High-heeled shoes that clatter and sandals are forbidden and women may not use public toilets and baths.

Women may not speak to men other than family members, or attend social gatherings other than weddings and funerals, where men and women are segregated, the reports said.

The UN Special Rapporteur on Violence against Women usually visits countries on invitation by concerned governments. The invitation from Afghanistan however has come from the former Rabbani government, which is recognised by the U.N.

"The Rabbani government controls a small strip but I hope to get permission from the Taliban to visit Kabul, once I get to Pakistan. UN agencies are generally given permission to visit Kabul," Coomaraswamy said,

Coomaraswamy and her Geneva-based coordinator are expected to visit Kabul, Kandahar and Jalalabad where she plans to document the plight of women and submit a report to the U.N.

Since her appointment in 1994, the rights specialist has traversed the world probing and reporting on the situation of women and raising their problems effectively at international fora.

"Violence against women in the home and in armed conflict seems to be universal phenomena and though it differs in different regions in terms of intensity, we have found it everywhere," she said listing out common problems faced by women in most countries.

A global approach was necessary to deal with these issues, she said adding that she has advocated the use of international standards in local law to tackle these problems.

"Governments generally recognise these problems but inaction by the state is one of the main reasons why violence persists.. ....they must implement programmes to prevent gender-related violence," Coomaraswamy noted.

The U.N received no complaints from the Scandinavian countries because "the situation relating to women there is good."
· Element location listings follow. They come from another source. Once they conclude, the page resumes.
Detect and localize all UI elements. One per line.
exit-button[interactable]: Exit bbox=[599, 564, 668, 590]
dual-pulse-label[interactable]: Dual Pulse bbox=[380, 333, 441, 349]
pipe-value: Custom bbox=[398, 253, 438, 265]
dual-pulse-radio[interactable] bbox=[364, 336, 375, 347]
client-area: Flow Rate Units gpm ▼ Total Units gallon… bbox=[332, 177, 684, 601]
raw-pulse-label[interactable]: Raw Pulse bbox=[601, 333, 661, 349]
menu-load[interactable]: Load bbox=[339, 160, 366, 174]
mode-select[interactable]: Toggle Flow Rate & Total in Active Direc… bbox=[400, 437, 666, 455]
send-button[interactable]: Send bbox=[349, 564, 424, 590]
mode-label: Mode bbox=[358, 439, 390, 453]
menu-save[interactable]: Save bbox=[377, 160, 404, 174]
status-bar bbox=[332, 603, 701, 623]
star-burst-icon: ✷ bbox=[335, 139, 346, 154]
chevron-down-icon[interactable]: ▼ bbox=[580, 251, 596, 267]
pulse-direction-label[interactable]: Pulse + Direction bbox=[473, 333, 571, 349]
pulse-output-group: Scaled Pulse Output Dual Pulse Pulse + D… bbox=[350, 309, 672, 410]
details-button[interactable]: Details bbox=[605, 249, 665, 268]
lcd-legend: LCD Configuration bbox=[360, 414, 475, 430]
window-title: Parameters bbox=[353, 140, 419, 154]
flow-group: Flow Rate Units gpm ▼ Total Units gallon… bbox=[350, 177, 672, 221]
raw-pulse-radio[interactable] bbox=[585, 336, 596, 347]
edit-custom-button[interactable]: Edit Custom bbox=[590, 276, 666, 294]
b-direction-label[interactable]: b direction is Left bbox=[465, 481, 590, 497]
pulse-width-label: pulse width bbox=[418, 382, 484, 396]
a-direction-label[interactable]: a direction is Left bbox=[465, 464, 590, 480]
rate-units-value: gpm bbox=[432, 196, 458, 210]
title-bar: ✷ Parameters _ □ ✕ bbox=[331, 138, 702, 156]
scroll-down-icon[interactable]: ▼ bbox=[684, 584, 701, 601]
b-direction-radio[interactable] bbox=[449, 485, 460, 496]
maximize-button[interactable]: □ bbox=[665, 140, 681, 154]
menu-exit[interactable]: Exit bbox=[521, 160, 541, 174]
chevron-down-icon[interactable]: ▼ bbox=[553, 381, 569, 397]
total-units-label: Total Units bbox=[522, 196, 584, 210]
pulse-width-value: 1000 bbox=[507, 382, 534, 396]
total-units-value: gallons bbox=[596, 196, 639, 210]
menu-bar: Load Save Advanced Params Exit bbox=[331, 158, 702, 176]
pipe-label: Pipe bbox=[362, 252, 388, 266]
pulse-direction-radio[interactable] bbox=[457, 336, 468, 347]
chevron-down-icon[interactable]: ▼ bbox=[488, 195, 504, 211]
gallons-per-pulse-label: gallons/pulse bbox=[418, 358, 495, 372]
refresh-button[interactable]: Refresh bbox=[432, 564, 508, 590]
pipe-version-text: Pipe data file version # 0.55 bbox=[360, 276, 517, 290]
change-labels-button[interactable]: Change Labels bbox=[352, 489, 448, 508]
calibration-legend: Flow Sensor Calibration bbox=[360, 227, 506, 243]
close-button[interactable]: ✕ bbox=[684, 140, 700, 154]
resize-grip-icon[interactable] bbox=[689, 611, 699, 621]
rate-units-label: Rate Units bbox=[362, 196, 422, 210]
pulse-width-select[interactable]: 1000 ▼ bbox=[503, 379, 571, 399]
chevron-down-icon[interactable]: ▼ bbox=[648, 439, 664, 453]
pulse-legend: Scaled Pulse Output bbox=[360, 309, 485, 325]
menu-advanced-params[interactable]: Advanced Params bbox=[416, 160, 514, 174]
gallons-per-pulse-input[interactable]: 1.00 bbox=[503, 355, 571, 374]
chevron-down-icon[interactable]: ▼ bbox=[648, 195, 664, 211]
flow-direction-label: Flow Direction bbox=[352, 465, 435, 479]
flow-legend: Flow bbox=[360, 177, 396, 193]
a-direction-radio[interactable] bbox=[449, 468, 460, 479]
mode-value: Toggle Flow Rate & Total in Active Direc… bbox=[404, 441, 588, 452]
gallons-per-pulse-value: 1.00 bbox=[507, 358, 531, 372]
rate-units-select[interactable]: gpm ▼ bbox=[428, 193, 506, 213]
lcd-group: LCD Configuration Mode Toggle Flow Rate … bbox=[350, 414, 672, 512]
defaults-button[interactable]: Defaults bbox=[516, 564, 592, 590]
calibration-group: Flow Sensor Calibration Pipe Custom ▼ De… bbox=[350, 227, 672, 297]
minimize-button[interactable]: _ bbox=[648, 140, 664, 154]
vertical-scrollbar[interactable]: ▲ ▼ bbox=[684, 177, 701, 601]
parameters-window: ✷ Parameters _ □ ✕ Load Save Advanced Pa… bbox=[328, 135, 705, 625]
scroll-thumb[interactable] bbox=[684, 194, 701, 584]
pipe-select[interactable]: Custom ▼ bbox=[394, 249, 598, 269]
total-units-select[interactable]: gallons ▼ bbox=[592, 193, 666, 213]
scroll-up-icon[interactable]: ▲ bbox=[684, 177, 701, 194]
Coomaraswamy who is visiting India, Nepal and Bangladesh this year to study the problems of trafficking of women is critical of a South Asian draft convention due to be signed by regional leaders at their annual summit in Nepal in November.

"This was disappointing from the framework of international norms mainly because it seemed to be a law and order convention and not even a rights convention. The definition of trafficking

was very limited and did not take into consideration the modern forms of trafficking," she said.

The convention also did not have any specific violations dealing with human rights abuses and it spoke of rehabilitation and repatriation of victims without a properly planned programme, she said.

Other UN officials say that UN Human rights commissioner Mary Robinson has written to the South Asian Association of Regional Cooperation (SAARC) secretariat in Katmandu saying the convention was below international standards.

Robinson has recommended that the convention not be taken up at the leaders' summit.

Coomaraswamy said many Nepalese and Bangladeshi girls are either bought or kidnapped by middlemen and taken, across the border, to the brothels of Bombay and Calcutta in India.

"Many of them are underaged children abducted against their will and subjected to sexual slavery," she said.

"Nepal is trying to formulate extensive legislation to prevent this but the corruption in the criminal justice system is such that border guards can be bribed... police can be bribed, so there is a whole culture of tolerance that has to be dealt with,"

The Sri Lankan expert, whose is the executive director of the Colombo-based International Centre for Ethnic Studies (ICES) has not been allowed to probe her own country's situation. "One does not go to one's own country since one would be not be an impartial observer."